Le changement s’accélère à Libération. Devant la chute irrémédiable des ventes du quotidien, celui-ci devrait bientôt céder sa place à une version purement numérique.
Pierre Fraidenraich, le nouveau patron depuis mars 2014, entend bien créer un « big bang » à l’issue duquel la version papier « disparaîtra purement et simplement de la presse française ». Reste à savoir si la portée numérique de Libé est assez forte. Au vu des 4 millions de visiteurs uniques sur liberation.fr, cela semble le cas. « Encore faut-il donner à de nouveaux lecteurs le désir de la rallier », explique M. Fraidenraich.
Un changement radical par rapport à l’ère Demorand, où le papier avait encore, pensait-on, un potentiel et où le chic était au programme. Mais le risque était trop grand.
Désormais, les 18 millions d’euros injectés par Patrick Drahi et Bruno Ledoux vont servir à la mutation de Libération. Très bientôt, les équipes web et papier vont être fondues en une seule et unique rédaction avec, pour les diriger, un tandem Joffrin-Hufnagel dont l’un connaît bien le journal, pour l’avoir dirigé par le passé, et l’autre le numérique (fondateur de Slate.fr).
« Libération n’a pas d’autre choix que d’inverser l’ordre des facteurs. Et si nous réussissons à maintenir la diffusion papier, tout en développant un modèle lucratif sur Internet, il n’y a aucune raison que ce quotidien ne réussisse pas à retrouver son équilibre économique. Ce que j’étais parvenu à obtenir en dix-huit mois, il y a cinq ans de cela », explique Laurent Joffrin.
Du côté de Johan Hufnagel, le discours est plus direct et assumé : « Libération est à l’aube d’une révolution presque copernicienne. Et si ce titre doit totalement se réinventer, c’est parce que je reste convaincu qu’il manque dans l’univers de la presse française, sur Internet, où tout le monde se copie et se duplique, un vrai journal d’explications et de commentaires. Or la force de frappe des équipes de Libé permet d’imaginer qu’un tel projet est possible. »
Un nouveau Libé devrait paraître dès 2015. Mais d’ici-là, les changements vont être majeurs, à commencer par la refonte totale de l’immeuble de la rédaction et, surtout, par la réduction de la masse salariale. D’ailleurs, Fraidenraich a tranché la question sans sourciller : « Trop de personnes ont une productivité trop faible dans cette maison. Cela, nous ne pouvons plus nous le permettre. »

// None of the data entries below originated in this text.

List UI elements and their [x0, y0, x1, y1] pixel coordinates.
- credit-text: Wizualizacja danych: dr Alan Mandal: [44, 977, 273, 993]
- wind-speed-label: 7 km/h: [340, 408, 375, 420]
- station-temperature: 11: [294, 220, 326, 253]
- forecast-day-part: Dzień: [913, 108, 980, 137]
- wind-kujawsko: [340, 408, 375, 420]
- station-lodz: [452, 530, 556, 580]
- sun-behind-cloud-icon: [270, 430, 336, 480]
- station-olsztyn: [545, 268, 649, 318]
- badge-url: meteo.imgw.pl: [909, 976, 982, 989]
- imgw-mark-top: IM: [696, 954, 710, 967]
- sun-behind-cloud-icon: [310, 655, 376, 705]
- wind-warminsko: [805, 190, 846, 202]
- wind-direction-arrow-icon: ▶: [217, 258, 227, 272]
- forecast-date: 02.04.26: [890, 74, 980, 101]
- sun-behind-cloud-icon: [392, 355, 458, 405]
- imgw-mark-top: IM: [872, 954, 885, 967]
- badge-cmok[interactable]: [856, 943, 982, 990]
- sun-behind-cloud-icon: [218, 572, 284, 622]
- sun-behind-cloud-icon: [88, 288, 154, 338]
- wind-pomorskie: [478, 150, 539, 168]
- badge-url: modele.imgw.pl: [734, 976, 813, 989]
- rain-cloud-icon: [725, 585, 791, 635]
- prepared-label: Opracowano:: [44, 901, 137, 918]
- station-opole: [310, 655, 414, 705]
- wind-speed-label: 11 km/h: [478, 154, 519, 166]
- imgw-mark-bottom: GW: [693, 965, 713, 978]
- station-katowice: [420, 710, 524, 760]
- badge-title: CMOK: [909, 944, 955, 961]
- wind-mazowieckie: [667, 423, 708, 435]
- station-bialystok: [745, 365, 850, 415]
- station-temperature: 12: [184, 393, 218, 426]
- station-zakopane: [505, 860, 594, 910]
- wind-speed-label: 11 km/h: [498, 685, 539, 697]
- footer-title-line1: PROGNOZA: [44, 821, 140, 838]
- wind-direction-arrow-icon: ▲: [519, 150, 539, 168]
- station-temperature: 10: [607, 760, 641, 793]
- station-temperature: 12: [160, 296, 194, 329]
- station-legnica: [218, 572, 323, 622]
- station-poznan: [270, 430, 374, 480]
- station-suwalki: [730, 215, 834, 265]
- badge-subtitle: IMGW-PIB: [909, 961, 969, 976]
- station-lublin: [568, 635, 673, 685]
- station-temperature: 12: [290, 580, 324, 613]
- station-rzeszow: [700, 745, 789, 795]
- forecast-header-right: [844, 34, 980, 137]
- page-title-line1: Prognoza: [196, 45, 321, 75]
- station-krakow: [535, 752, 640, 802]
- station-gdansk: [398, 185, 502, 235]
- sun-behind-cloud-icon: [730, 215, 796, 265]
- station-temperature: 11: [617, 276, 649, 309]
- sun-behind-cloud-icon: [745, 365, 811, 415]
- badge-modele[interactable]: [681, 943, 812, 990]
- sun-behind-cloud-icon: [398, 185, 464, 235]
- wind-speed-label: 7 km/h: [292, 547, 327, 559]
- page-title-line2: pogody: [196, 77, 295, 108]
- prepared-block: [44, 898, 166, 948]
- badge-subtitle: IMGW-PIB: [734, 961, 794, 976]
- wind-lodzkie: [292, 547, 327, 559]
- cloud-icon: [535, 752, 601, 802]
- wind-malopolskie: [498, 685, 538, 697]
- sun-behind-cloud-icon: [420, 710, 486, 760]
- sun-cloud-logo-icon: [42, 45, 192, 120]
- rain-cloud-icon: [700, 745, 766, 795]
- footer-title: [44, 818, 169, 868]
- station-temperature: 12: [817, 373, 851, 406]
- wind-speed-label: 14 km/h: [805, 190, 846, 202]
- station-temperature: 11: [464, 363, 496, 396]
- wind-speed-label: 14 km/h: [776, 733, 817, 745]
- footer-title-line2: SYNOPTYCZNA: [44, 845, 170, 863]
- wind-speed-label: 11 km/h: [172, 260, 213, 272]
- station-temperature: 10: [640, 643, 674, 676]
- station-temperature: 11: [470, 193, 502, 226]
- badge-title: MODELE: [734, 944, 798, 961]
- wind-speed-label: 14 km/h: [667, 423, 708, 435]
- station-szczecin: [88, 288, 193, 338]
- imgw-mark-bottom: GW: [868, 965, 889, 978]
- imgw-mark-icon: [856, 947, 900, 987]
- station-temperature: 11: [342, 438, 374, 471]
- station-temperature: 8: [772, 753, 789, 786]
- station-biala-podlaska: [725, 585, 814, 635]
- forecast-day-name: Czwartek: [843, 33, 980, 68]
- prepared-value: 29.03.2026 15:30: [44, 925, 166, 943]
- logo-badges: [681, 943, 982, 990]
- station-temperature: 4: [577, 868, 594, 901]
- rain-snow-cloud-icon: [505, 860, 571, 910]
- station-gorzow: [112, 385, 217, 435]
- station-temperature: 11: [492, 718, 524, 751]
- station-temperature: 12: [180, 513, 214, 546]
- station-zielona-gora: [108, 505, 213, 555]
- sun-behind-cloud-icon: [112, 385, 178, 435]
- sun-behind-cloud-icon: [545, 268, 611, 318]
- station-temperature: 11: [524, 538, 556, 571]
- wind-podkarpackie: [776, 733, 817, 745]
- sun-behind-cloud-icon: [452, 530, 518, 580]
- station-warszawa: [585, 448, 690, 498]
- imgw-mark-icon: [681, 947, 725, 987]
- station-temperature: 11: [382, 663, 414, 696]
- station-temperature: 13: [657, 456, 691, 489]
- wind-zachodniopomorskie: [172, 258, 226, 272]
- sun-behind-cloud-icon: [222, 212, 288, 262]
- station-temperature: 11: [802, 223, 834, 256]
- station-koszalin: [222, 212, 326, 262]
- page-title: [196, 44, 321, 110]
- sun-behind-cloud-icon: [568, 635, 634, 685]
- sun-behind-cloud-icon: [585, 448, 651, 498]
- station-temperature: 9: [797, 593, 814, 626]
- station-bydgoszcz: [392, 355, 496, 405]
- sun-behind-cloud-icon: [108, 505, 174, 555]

Depuis juillet, il a ouvert une clause de cession permettant aux journalistes qui le souhaitaient de quitter le journal. « C’est toute la complexité du projet dans lequel Laurent Joffrin et moi nous sommes engagés : nous n’avons aucune visibilité à court terme, ne sachant pas combien de personnes quitteront ce journal d’ici à la fin de l’année », confesse-t-il.
Quant à Joffrin, même s’il fait le pari que « la raison devra l’emporter », il admet un « climat difficile ». Toujours plus direct, Fraidenraich conclut : « Que ceux qui n’adhèrent pas à notre projet n’aient pas de remords : nous les invitons vivement à quitter Libé. » On ne peut être plus clair.